Eso precisamente es lo que deberíamos preguntarnos todos nosotros. Dónde desembocó ese espíritu irredento de los que lucharon por la democracia; dónde quedaron las revueltas de los estudiantes, “mentalistas de circo sin futuro”,  dónde los malabaristas que jugaban con las pelotas de goma de esa Policía cruel e inconsciente; dónde la valentía de nuestras amas de casa, “ilusionistas que sacan el pan de sus chisteras”, adónde fue el arrojo de los obreros, “equilibristas del andamio”. Este circo de payasos que es nuestra sociedad ha plegado su carpa. Ahora, las actuaciones son en privado; las penas se lloran en solitario; el hambre, una vergüenza íntima.

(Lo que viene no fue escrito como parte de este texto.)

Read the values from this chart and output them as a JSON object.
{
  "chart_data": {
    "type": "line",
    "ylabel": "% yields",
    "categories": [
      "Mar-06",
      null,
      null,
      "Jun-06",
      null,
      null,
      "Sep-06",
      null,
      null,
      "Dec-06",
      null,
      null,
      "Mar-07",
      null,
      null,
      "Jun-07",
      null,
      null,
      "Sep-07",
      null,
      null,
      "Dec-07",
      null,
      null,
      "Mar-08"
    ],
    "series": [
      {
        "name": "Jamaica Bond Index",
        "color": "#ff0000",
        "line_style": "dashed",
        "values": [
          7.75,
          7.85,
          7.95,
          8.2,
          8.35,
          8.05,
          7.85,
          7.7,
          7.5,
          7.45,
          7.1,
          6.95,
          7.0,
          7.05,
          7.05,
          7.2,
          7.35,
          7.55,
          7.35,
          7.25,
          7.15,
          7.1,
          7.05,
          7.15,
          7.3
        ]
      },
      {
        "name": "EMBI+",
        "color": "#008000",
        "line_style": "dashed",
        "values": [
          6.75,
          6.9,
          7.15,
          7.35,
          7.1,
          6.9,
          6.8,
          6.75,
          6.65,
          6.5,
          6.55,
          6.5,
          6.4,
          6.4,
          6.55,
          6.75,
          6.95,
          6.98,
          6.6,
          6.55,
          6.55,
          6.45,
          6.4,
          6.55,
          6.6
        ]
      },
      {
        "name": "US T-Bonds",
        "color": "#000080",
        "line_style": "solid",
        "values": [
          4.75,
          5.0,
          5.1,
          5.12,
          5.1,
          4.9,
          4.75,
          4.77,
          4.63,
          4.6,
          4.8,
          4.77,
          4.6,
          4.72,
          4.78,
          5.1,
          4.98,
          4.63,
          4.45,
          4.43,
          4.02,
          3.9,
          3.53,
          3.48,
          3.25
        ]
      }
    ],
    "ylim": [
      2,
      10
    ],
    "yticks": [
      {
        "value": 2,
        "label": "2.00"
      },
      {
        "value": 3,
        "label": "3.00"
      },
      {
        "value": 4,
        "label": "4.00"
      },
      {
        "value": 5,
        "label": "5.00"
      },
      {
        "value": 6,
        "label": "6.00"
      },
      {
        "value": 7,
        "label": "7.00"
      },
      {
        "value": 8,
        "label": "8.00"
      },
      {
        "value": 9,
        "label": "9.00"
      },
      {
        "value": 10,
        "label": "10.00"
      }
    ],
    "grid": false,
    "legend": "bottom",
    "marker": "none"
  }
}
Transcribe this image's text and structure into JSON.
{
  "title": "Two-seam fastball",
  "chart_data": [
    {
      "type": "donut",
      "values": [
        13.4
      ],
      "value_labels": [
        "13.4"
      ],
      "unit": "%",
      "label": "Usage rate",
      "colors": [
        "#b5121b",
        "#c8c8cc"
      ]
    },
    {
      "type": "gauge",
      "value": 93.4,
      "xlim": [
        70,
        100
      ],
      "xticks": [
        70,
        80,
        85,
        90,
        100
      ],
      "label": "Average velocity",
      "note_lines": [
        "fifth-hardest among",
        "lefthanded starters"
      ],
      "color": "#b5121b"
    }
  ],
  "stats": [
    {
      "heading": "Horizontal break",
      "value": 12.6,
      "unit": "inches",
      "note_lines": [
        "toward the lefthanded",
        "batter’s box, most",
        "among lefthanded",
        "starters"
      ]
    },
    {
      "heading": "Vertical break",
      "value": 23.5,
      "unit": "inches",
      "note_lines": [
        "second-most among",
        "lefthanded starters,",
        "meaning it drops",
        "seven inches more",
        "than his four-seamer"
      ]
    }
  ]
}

Los Currelantes se han alzado con el segundo premio del concurso, por detrás de esa poderosa y arriesgada actuación de los transexuales de Los Juana la Loca, y por delante de los locos de Martín Burton; sin embargo, ese poso de crítica, esa incitación sin concesiones a la movilización, merece ser tan sólo el preludio de un cambio de mentalidad, una llamada vital y desesperada a una revolución cantada.